AutoMKVhey gjvrieze, not sure if its been posted already but what program do you use to encode into x264 or whatever it is you use?
Well, I a RAID array failure this past week. I forget to plug the cable back into the 1280ML, so it did not alert me went he first drive failure of my 14 drive RAID5 dropped and then another drive dropped and I was SOL'd.... luckily most of my data was backed up on the old 750gb drives from the past project, but I still lost some data that had not been synced into the backup....
New plan 1-15-09:
(20) 1TB 7200.11 drives in RAID 6, 2 becoming hot spares, should leave me with right around 15TB of usable space... I traded my boss for a WD GP 1TB for a Seagate SD15 which matches my array, and I bought a another drive on Newegg this past week, so I have 16 of the drives needed to get to my goal.... MOST IMPORTANT: network cable NEVER gets unplugged from the 1280ML ever, period!
Part 2:
1.5>2TB drives for backup in another rackmount machine that gets backed up once a month and left unplugged from power/network the rest of the time....

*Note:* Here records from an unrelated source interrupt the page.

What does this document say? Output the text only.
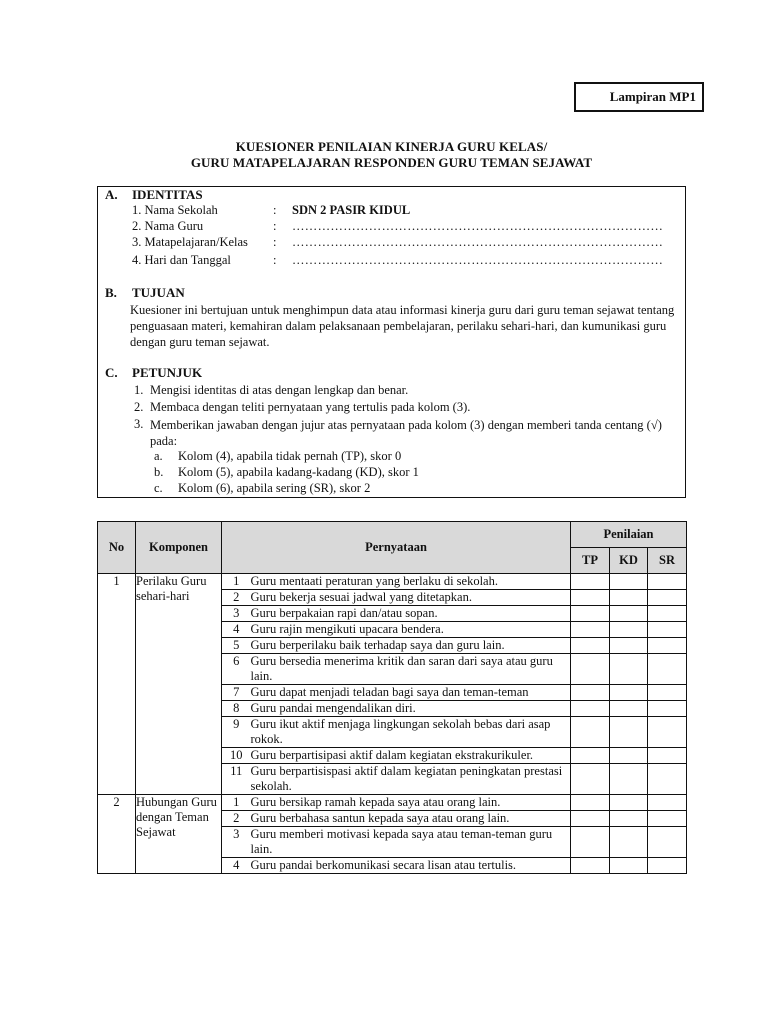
Lampiran MP1
KUESIONER PENILAIAN KINERJA GURU KELAS/
GURU MATAPELAJARAN RESPONDEN GURU TEMAN SEJAWAT
A. IDENTITAS
1. Nama Sekolah	: SDN 2 PASIR KIDUL
2. Nama Guru	: ……………………………………………………………………………
3. Matapelajaran/Kelas : ……………………………………………………………………………
4. Hari dan Tanggal	: ……………………………………………………………………………
B. TUJUAN
Kuesioner ini bertujuan untuk menghimpun data atau informasi kinerja guru dari guru teman sejawat tentang penguasaan materi, kemahiran dalam pelaksanaan pembelajaran, perilaku sehari-hari, dan kumunikasi guru dengan guru teman sejawat.
C. PETUNJUK
1. Mengisi identitas di atas dengan lengkap dan benar.
2. Membaca dengan teliti pernyataan yang tertulis pada kolom (3).
3. Memberikan jawaban dengan jujur atas pernyataan pada kolom (3) dengan memberi tanda centang (√) pada:
a. Kolom (4), apabila tidak pernah (TP), skor 0
b. Kolom (5), apabila kadang-kadang (KD), skor 1
c. Kolom (6), apabila sering (SR), skor 2
No	Komponen	Pernyataan		Penilaian		
				TP	KD	SR
1	Perilaku Guru sehari-hari	1	Guru mentaati peraturan yang berlaku di sekolah.			
		2	Guru bekerja sesuai jadwal yang ditetapkan.			
		3	Guru berpakaian rapi dan/atau sopan.			
		4	Guru rajin mengikuti upacara bendera.			
		5	Guru berperilaku baik terhadap saya dan guru lain.			
		6	Guru bersedia menerima kritik dan saran dari saya atau guru lain.			
		7	Guru dapat menjadi teladan bagi saya dan teman-teman			
		8	Guru pandai mengendalikan diri.			
		9	Guru ikut aktif menjaga lingkungan sekolah bebas dari asap rokok.			
		10	Guru berpartisipasi aktif dalam kegiatan ekstrakurikuler.			
		11	Guru berpartisispasi aktif dalam kegiatan peningkatan prestasi sekolah.			
2	Hubungan Guru dengan Teman Sejawat	1	Guru bersikap ramah kepada saya atau orang lain.			
		2	Guru berbahasa santun kepada saya atau orang lain.			
		3	Guru memberi motivasi kepada saya atau teman-teman guru lain.			
		4	Guru pandai berkomunikasi secara lisan atau tertulis.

Since I moved the Sage server onto Plutonium a few weeks ago, I am going to prolly use the hardware from the former Deca server for the backup server, it currently has 5 hot swap drive bays and I will prolly bump it up to 10 for all the backup needs....
It seems you have a shit load of drives, Ever though of getting another norco + old sage server parts + old hard drives + WHS for a backup rig?
I'd avoid 1 TB 7200.11 HDDs like the plague at the moment, lots of bad firmware issues at the moment.